Tuesday, December 11, 2012
smoke gets in my eyes
"Don't look for a happy ending. It's not an American story. It's an Irish one."
So says Brad Pitt's character to Harrison Ford's in The Devil's Own. A real stinker of a movie.
Mexico has a lot of tales. And not all of them have happy endings. In fact, there are studies that indicate bathos, and not sentimentality, is the foundation of most Mexican mythology.
This tale is not grounded in bathos. But it is sad. Don't say I did not give you fair warning.
The first place I went when I returned to Melaque on Monday was the laguna. I was positive the water cabbage had had its way. And I was correct.
My neighbor had created a patch of clear water around his viewing platform. And that was an incentive for me to get busy.

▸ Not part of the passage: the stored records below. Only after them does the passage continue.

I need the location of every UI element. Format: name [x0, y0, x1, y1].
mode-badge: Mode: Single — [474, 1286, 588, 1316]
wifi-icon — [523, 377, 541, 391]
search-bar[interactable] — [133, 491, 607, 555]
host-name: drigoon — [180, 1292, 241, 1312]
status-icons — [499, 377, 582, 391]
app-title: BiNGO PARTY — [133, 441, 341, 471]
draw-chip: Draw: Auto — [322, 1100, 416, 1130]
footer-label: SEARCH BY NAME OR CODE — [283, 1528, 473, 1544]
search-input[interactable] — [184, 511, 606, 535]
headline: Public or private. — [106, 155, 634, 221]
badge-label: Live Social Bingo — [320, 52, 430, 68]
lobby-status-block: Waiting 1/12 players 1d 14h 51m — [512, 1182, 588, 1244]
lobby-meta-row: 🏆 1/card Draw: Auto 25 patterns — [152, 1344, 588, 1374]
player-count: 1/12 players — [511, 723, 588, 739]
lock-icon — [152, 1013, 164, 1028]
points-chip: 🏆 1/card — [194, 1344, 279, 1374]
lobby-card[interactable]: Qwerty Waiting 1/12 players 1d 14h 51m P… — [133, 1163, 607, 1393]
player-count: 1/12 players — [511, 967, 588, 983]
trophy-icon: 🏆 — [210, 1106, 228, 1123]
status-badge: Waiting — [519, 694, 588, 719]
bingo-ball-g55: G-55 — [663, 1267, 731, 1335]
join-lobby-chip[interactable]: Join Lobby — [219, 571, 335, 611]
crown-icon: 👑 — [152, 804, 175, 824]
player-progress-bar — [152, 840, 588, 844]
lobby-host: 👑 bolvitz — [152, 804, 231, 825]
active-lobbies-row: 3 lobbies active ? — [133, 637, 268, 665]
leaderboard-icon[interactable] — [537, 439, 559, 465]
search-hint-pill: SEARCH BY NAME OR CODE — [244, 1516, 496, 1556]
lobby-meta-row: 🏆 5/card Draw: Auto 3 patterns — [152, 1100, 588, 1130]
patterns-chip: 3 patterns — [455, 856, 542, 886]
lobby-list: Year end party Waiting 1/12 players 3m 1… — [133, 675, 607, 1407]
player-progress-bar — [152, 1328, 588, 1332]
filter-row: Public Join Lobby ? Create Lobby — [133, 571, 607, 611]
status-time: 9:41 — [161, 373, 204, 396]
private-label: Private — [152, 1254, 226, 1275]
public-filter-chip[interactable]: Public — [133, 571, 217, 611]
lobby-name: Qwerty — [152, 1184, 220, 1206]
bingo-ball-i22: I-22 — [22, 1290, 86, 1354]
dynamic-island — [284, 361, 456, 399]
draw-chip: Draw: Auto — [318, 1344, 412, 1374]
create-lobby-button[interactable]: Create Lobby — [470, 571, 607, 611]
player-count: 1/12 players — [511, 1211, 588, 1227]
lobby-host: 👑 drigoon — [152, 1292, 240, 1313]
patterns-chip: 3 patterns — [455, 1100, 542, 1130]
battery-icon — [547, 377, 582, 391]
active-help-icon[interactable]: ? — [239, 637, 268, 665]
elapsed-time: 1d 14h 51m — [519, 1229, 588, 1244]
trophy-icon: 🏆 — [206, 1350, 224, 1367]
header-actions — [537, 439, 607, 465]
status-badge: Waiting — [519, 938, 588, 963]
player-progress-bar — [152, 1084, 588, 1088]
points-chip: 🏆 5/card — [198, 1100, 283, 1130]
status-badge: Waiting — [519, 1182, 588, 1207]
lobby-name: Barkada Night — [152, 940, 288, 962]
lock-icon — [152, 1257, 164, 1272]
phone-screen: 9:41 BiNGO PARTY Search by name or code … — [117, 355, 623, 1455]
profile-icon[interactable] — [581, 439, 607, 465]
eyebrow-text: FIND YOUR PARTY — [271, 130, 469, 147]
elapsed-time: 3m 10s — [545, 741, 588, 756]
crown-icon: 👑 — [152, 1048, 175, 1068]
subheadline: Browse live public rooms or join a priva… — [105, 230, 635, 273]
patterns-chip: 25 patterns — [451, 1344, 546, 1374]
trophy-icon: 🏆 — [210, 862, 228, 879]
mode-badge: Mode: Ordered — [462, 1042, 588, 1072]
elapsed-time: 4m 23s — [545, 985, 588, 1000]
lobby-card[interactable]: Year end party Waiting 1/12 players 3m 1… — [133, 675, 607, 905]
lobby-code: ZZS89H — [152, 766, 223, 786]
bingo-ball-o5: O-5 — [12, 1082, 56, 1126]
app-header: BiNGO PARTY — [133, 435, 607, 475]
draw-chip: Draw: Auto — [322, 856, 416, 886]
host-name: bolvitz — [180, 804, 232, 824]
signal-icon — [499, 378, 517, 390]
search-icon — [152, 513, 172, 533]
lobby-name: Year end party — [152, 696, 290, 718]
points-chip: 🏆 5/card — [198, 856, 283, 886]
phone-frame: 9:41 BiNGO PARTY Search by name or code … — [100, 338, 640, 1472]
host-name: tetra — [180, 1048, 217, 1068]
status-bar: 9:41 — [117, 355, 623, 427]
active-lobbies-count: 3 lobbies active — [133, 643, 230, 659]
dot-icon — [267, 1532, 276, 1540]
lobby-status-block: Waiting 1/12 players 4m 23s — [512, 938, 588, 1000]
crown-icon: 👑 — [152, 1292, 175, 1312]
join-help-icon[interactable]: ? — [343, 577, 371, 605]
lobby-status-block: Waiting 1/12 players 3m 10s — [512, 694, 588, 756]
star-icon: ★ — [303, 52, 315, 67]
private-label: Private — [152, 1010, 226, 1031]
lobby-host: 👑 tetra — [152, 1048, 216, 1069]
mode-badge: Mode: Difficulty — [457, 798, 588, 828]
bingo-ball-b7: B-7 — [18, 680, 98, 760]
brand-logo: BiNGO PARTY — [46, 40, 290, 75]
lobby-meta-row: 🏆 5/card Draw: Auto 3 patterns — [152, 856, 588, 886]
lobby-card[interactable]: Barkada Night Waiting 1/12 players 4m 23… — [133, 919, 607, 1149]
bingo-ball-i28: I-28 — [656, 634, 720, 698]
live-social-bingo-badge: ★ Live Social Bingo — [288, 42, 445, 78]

But there was something else. What looked like a black and white balloon. Almost as if a small Macy's Thanksgiving Day balloon had floated south for repose.
It was obviously a body of some sort. Perhaps a small calf.
Closer inspection revealed the truth. It was a dead dog. A large dog. Blown up with decomposition gases. It turns out it had been in the water for two days.
Now and then I think of myself as "Ducky" -- the chief medical examiner in the television series NCIS. And this was one of those times.
How did the dog end up in the laguna? Old age? Did it violate my aunt's "no eating within two hours of swimming" rule? Could it be the victim of some dogland killing?
Or the more obvious answer. Another notch on some crocodile's tail. It certainly is possible. A last drink at The Dead Wildebeest Oasis.
Sunday night the small crocodile was hanging around the carcass. Perhaps waiting for it to rot enough to twirl off a few kebab pieces for dinner.
On Monday the bloating decreased, the sweet odor of mortality past increased, and waves of flies took up residence. That was enough for my neighbor.
He decided that a Viking funeral was a fitting end for the deceased. He pulled the remains closer to shore. Piled up wood and grass recently cut from the edge of the pond. And set it afire. I almost expected Tony Curtis and Kirk Douglas to show up in their Vintage Dane gear.
There is probably a moral buried somewhere in the tale. About the ramifications of death. Or the anthropomorphisation of animals in general.
But that is for another day.
For today, I will simply be a bit more careful around the edge of the laguna -- and I will certainly be far more polite to gangland dogs.